(Paris) Figure majeure du rap français des années 1990, MC Solaar revient avec un nouveau souffle et des écrins sonores loin de sa zone de confort, sept ans après son dernier disque.

Vitesses

« On dirait bien que c’est la première fois que j’aime bien aller en studio », sourit l’artiste de 55 ans, rencontré par l’AFP à Paris.

Le rappeur, qui n’avait plus sorti d’album depuis Géopoétique en 2017, publie vendredi Lueurs célestes, premier volet d’un triptyque.

MC Solaar a cassé sa routine avec des allers-retours entre concerts et passages derrière les consoles de mixage. Résultat, une « assurance incroyable », selon ses dires.

« Je ne me vois plus comme je me voyais avant, le “rappeur qui balance du flow”, j’accorde de l’importance à la musique. Je laisse ma voix faire des envolées. Je peux me relâcher, chantonner si c’est utile. Que demande Claude ? », lâche-t-il, parlant de lui à la troisième personne, glissant son vrai prénom.

Illustration dans le morceau On court où il se met en position trois vitesses, entre débit-mitraillette, parlé-chanté et chanson.  

Verbe

MC Solaar rime toujours avec encyclopédique et ludique.

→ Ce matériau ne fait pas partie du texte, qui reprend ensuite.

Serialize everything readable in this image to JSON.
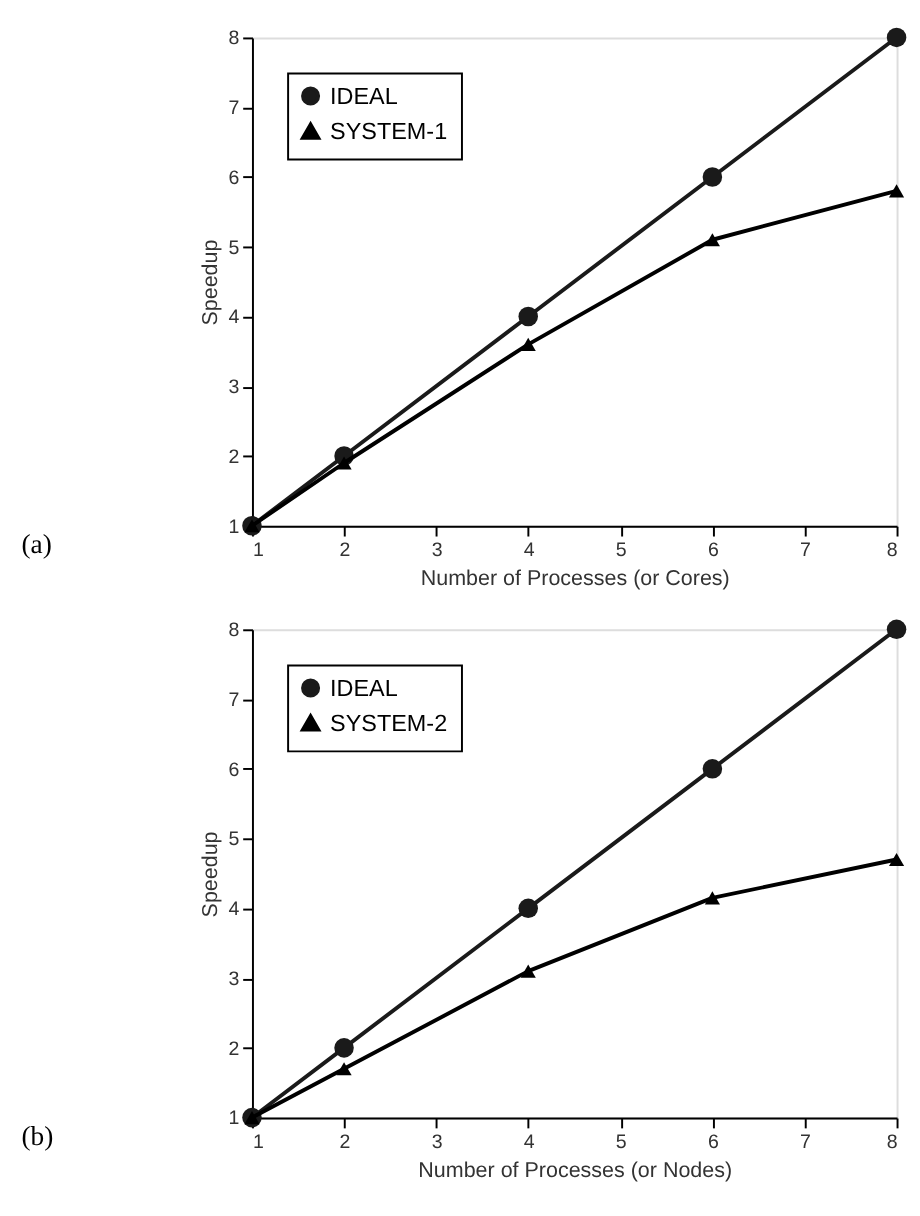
{
  "chart_data": [
    {
      "type": "line",
      "xlabel": "Number of Processes (or Cores)",
      "ylabel": "Speedup",
      "x": [
        1,
        2,
        4,
        6,
        8
      ],
      "xlim": [
        1,
        8
      ],
      "xticks": [
        1,
        2,
        3,
        4,
        5,
        6,
        7,
        8
      ],
      "ylim": [
        1,
        8
      ],
      "yticks": [
        1,
        2,
        3,
        4,
        5,
        6,
        7,
        8
      ],
      "grid": false,
      "legend": "top left",
      "annotations": [
        "(a)"
      ],
      "series": [
        {
          "name": "IDEAL",
          "color": "#1a1a1a",
          "marker": "circle",
          "values": [
            1,
            2,
            4,
            6,
            8
          ]
        },
        {
          "name": "SYSTEM-1",
          "color": "#000000",
          "marker": "triangle",
          "values": [
            1,
            1.9,
            3.6,
            5.1,
            5.8
          ]
        }
      ]
    },
    {
      "type": "line",
      "xlabel": "Number of Processes (or Nodes)",
      "ylabel": "Speedup",
      "x": [
        1,
        2,
        4,
        6,
        8
      ],
      "xlim": [
        1,
        8
      ],
      "xticks": [
        1,
        2,
        3,
        4,
        5,
        6,
        7,
        8
      ],
      "ylim": [
        1,
        8
      ],
      "yticks": [
        1,
        2,
        3,
        4,
        5,
        6,
        7,
        8
      ],
      "grid": false,
      "legend": "top left",
      "annotations": [
        "(b)"
      ],
      "series": [
        {
          "name": "IDEAL",
          "color": "#1a1a1a",
          "marker": "circle",
          "values": [
            1,
            2,
            4,
            6,
            8
          ]
        },
        {
          "name": "SYSTEM-2",
          "color": "#000000",
          "marker": "triangle",
          "values": [
            1,
            1.7,
            3.1,
            4.15,
            4.7
          ]
        }
      ]
    }
  ]
}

En interview, il souligne ainsi que « la musique, ce n’est pas “abscisse, ordonnée”, il y a un truc vivant ». Autre façon de dire que les compositions n’ont rien d’une formule mathématique, contrairement à ce que pense une partie de l’industrie musicale.

Dans le morceau Modernidad, l’artiste fait sonner « prophylaxie » – éviter ou atténuer le nombre et la gravité des maladies – avec « protéger le groove d’ici et de la galaxie ».  

Dans le même titre, il jongle avec les sonorités et « OK boomer » rebondit sur « ton marabout meurt ».

Au rayon punchline, rien à envier à la concurrence : « Il aime tellement les footballeurs, sa femme l’a nommé Zahia » fuse ainsi dans Big data.

Variations

En 2021, après la résolution d’un imbroglio juridique, les jeunes audiences ont pu découvrir sur les plateformes ses trois premiers albums, Qui sème le vent récolte le tempo (1991), Prose combat (1994) et Paradisiaque (1997). Des classiques.

Mais ceux qui s’attendent à des échantillons de jazz ou des emprunts à Serge Gainsbourg – son hit Nouveau Western, dans Prose combat, reposait sur une boucle de Bonnie and Clyde – comme dans ces premiers disques seront surpris.

Lueurs célestes brasse des influences musicales des « quatre coins de monde », comme il le reconnaît. « Il y a des sons du Brésil, des notes orientales, de la French Touch, de l’électro, de la house », se délecte le chanteur, né à Dakar, au Sénégal, de parents tchadiens.  

Un tel éventail n’a rien de surprenant pour celui qui avance en entretien un « pop-art auditif » au sujet des artistes qu’il mentionne au détour de ses textes. Qu’ils soient clairement nommés, comme Pop Smoke (rappeur américain), Ademo (PNL), les Sparks, Maria Callas ou Étienne Daho. Ou suggérés par des clins d’œil, comme Annie Cordy ou Le Grand Orchestre du Splendid. Pour ces derniers noms, il sourit à la pensée de « ceux nés en 2007 qui iront voir sur leur smartphone » de qui il s’agit.

Vision

« Il faut quand même se marrer », répète MC Solaar. Mais quelques propos plus graves affleurent dans ses textes. « Même pendant la récréation, je mets du sens », acquiesce-t-il.

La Gestapo a fait une rafle surgit ainsi au début de Big data. « J’ouvre des fenêtres, je tire des tiroirs pour que les gens s’intéressent à l’histoire ou aux leçons de l’histoire », explique l’artiste.  

Des leçons trop souvent ignorées, puisque dans le morceau Sonotone, remontant à son précédent album Géopoétique, MC Solaar déplorait déjà que le Ku Klux Klan se paye « le luxe d’être permanent ».

Lueurs célestes s’achève sur une Comptine sombre et un constat déprimant sur le changement climatique.

Pour la suite du triptyque, le rappeur donne rendez-vous : « Dans moins de trois mois, à mon avis ».